Ha fatto molto discutere la scelta di don Massimo Biancalani, parroco di Vicofaro (PIstoia) di cantare e far cantare “Bella Ciao” al termine della messa. Il vescovo Fausto Tardelli gli aveva chiesto di non farlo ma lui è andato dritto per la sua strada. Sarà punito per questa palese ribellione? Staremo a vedere. Di certo il caso è finito nel tritacarne mediatico contribuendo ad avvelenare il clima politico, peraltro già teso, in materia di immigrazione. Perché la “disobbedienza” di don Biancalani nasce come contestazione delle politiche sull’immigrazione.
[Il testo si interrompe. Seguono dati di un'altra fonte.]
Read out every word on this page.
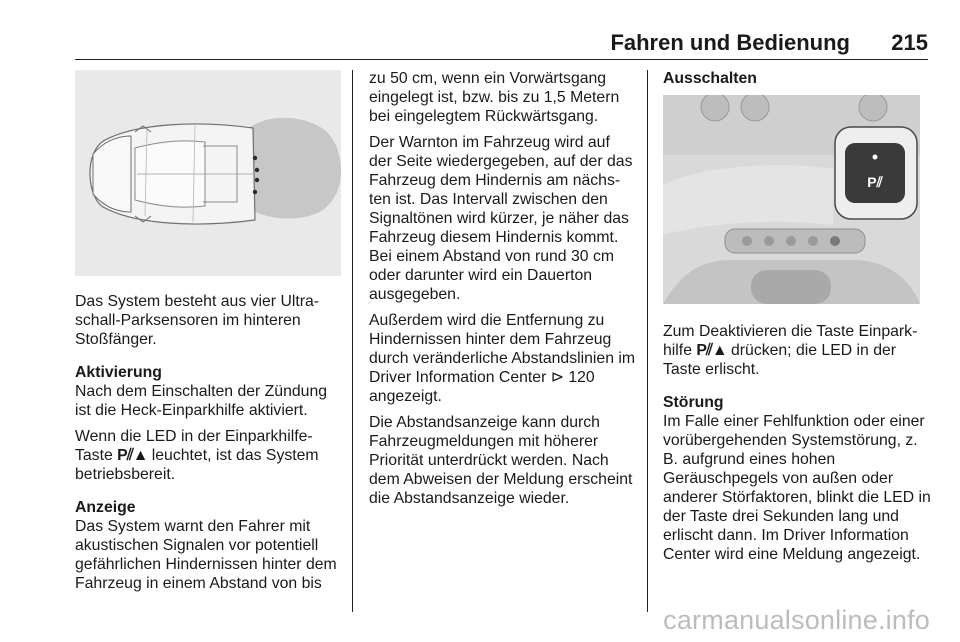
Fahren und Bedienung 215

Das System besteht aus vier Ultra-schall-Parksensoren im hinteren Stoßfänger.

Aktivierung

Nach dem Einschalten der Zündung ist die Heck-Einparkhilfe aktiviert.

Wenn die LED in der Einparkhilfe-Taste P⫽▲ leuchtet, ist das System betriebsbereit.

Anzeige

Das System warnt den Fahrer mit akustischen Signalen vor potentiell gefährlichen Hindernissen hinter dem Fahrzeug in einem Abstand von bis

zu 50 cm, wenn ein Vorwärtsgang eingelegt ist, bzw. bis zu 1,5 Metern bei eingelegtem Rückwärtsgang.

Der Warnton im Fahrzeug wird auf der Seite wiedergegeben, auf der das Fahrzeug dem Hindernis am nächs-ten ist. Das Intervall zwischen den Signaltönen wird kürzer, je näher das Fahrzeug diesem Hindernis kommt. Bei einem Abstand von rund 30 cm oder darunter wird ein Dauerton ausgegeben.

Außerdem wird die Entfernung zu Hindernissen hinter dem Fahrzeug durch veränderliche Abstandslinien im Driver Information Center ⊳ 120 angezeigt.

Die Abstandsanzeige kann durch Fahrzeugmeldungen mit höherer Priorität unterdrückt werden. Nach dem Abweisen der Meldung erscheint die Abstandsanzeige wieder.

Ausschalten

P⫽

Zum Deaktivieren die Taste Einpark-hilfe P⫽▲ drücken; die LED in der Taste erlischt.

Störung

Im Falle einer Fehlfunktion oder einer vorübergehenden Systemstörung, z. B. aufgrund eines hohen Geräuschpegels von außen oder anderer Störfaktoren, blinkt die LED in der Taste drei Sekunden lang und erlischt dann. Im Driver Information Center wird eine Meldung angezeigt.

carmanualsonline.info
Biancalani si difende così. Cantare “Bella Ciao” in chiesa “non è un capriccio né una provocazione, ma è un segnale pensato per ricordare la doppia fedeltà del credente al Vangelo e alla Costituzione repubblicana”. Il prete spiega così la propria iniziativa. “Noi cristiani per certi aspetti siamo partigiani. Io personalmente mi sento di prendere una parte, non politica ma umana. Il cristiano deve essere un partigiano dell’accoglienza, della solidarietà e della giustizia. E così facendo risponde al Vangelo, che è la luce per un credente, ma anche alla Costituzione”. Definendosi “partigiano dell’accoglienza” Biancalani di fatto si allinea al Papa. Proprio per questo è difficile che la Chiesa decida di mettere don Biancalani “sotto processo” per l’insubordinazione al suo vescovo. Più probabile che venga richiamato e magari sollevato momentaneamente dall’incarico. Una riflessione per stemperare i toni e le polemiche.
“Che Bella ciao non sia un canto liturgico – ha spiegato il vescovo Tardelli ad Avvenire – è così ovvio che mi pare superfluo dirlo. Che non sia appropriato cantarlo in chiesa, durante o al termine della celebrazione eucaristica, dovrebbe essere evidente”. Il vescovo però critica anche il leader della Lega Salvini: “Provo profonda amarezza inoltre per la prevedibile strumentalizzazione del senatore Salvini che non perde l’occasione per entrare in polemica, in modo scorretto, nel contesto ecclesiale. Una dimostrazione di miopia e scarso di interesse nei confronti del mondo ecclesiale, usato più che sostenuto. È l’ora di finirla con questa insistente chiamata alle armi, alla guerra, alla censura nel nome del Vangelo. Rimbocchiamoci piuttosto le mani per risolvere i problemi!”.
Don Biancalani replica così: “Nessuno mi ha chiamato per sentire le mie ragioni, le spiegazioni. E io non ho mai proposto di sostituire i canti liturgici con ‘Bella Ciao’. Ho spiegato a conclusione della messa, che chi voleva poteva rimanere in chiesa per cantare una canzone che è ormai patrimonio di tutti, di sinistra, di centro, di centrodestra, perché lo è storicamente, per dare un segnale, per ricordare che noi restiamo e resistiamo dalla parte dell’umanità, nonostante tutto. Bella Ciao è diventato ormai un inno internazionale anche per i movimenti che si occupano di diritti civili. Mi sorprende che siano proprio gli italiani a scandalizzarsi per l’uso di questa canzone da parte di una comunità che sta facendo una battaglia per i diritti umani”.
Come andrà a finire? Staremo a vedere. Personalmente non credo che le iniziative che fanno molto rumore siano le più utili alla causa (e alla Chiesa). Forse è preferibile agire con i fatti che alimentare in modo aspro le già forti polemiche politiche. Ma non siamo noi a dover insegnare alla Chiesa ciò che sa bene.